Des questionnements qui remontent à l’enfance du cinéaste. « Enfant et adolescent, j’étais très solitaire, j’avais le sentiment de n’appartenir ni au groupe des filles, ni au groupe des garçons », comme les personnages de Close, précise-t-il. Mais à l’adolescence, « quand les étiquettes arrivent dans la vie (…) j’ai eu le sentiment de perdre des amitiés à cause d’une peur de la physicalité, de la proximité, parce que le regard des autres voulait me donner une étiquette, j’étais vu comme très efféminé », poursuit-il.

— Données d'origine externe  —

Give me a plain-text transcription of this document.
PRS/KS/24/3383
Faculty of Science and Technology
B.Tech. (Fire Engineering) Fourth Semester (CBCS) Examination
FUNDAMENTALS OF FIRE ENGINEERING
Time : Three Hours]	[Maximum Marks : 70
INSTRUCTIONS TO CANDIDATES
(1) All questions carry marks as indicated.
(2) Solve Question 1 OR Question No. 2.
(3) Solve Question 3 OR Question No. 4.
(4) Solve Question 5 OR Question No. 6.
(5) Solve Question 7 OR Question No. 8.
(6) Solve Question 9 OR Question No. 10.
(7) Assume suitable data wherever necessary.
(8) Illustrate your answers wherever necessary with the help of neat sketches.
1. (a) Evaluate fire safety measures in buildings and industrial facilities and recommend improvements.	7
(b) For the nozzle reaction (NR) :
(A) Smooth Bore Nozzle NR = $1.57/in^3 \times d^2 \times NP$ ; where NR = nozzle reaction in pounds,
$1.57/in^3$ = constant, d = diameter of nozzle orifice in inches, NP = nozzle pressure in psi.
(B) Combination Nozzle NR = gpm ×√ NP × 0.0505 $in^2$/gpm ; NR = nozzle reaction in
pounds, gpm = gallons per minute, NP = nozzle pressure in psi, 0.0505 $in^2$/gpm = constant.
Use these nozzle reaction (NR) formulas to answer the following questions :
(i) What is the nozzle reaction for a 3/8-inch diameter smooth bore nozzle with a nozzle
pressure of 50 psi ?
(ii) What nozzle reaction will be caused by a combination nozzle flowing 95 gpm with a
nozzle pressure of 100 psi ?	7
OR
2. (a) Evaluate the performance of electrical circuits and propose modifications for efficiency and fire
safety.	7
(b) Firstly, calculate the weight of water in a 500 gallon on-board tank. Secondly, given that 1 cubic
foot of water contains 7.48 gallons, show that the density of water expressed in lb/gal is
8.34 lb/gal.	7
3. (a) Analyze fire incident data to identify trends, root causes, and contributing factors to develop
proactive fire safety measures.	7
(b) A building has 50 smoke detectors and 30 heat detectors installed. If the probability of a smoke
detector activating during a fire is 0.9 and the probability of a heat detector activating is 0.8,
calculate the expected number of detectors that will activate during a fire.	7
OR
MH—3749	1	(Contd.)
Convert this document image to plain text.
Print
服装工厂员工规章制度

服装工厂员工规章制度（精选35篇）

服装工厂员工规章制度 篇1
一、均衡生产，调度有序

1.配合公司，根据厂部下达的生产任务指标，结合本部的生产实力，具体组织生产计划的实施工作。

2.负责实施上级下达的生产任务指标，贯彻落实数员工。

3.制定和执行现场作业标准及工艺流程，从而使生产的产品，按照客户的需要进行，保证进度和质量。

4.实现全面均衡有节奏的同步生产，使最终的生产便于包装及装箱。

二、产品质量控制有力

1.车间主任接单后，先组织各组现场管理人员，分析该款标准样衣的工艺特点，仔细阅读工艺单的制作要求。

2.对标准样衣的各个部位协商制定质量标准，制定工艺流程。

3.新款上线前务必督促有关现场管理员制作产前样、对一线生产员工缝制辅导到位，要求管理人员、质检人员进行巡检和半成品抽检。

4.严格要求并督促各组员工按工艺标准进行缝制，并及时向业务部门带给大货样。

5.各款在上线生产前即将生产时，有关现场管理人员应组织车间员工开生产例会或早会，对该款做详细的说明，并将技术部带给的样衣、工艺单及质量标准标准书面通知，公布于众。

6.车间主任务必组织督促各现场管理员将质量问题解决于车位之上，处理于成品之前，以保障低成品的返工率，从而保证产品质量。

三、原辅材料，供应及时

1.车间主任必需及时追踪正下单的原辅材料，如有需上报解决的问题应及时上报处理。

Le cinéaste, qui avait remporté la « Queer Palm », le prix du meilleur film en rapport avec les questions LGBT à Cannes en 2018, considère-t-il Close comme un film « queer » ? « Dans un certain sens oui, car il est lié à des thèmes qui sont très queer », « mais au-delà le film parle de l’amitié intime et ça, c’est très universel. Avoir un ami qui se transforme, et qu’on perd d’un coup, ça peut vraiment nous laisser le coeur brisé ».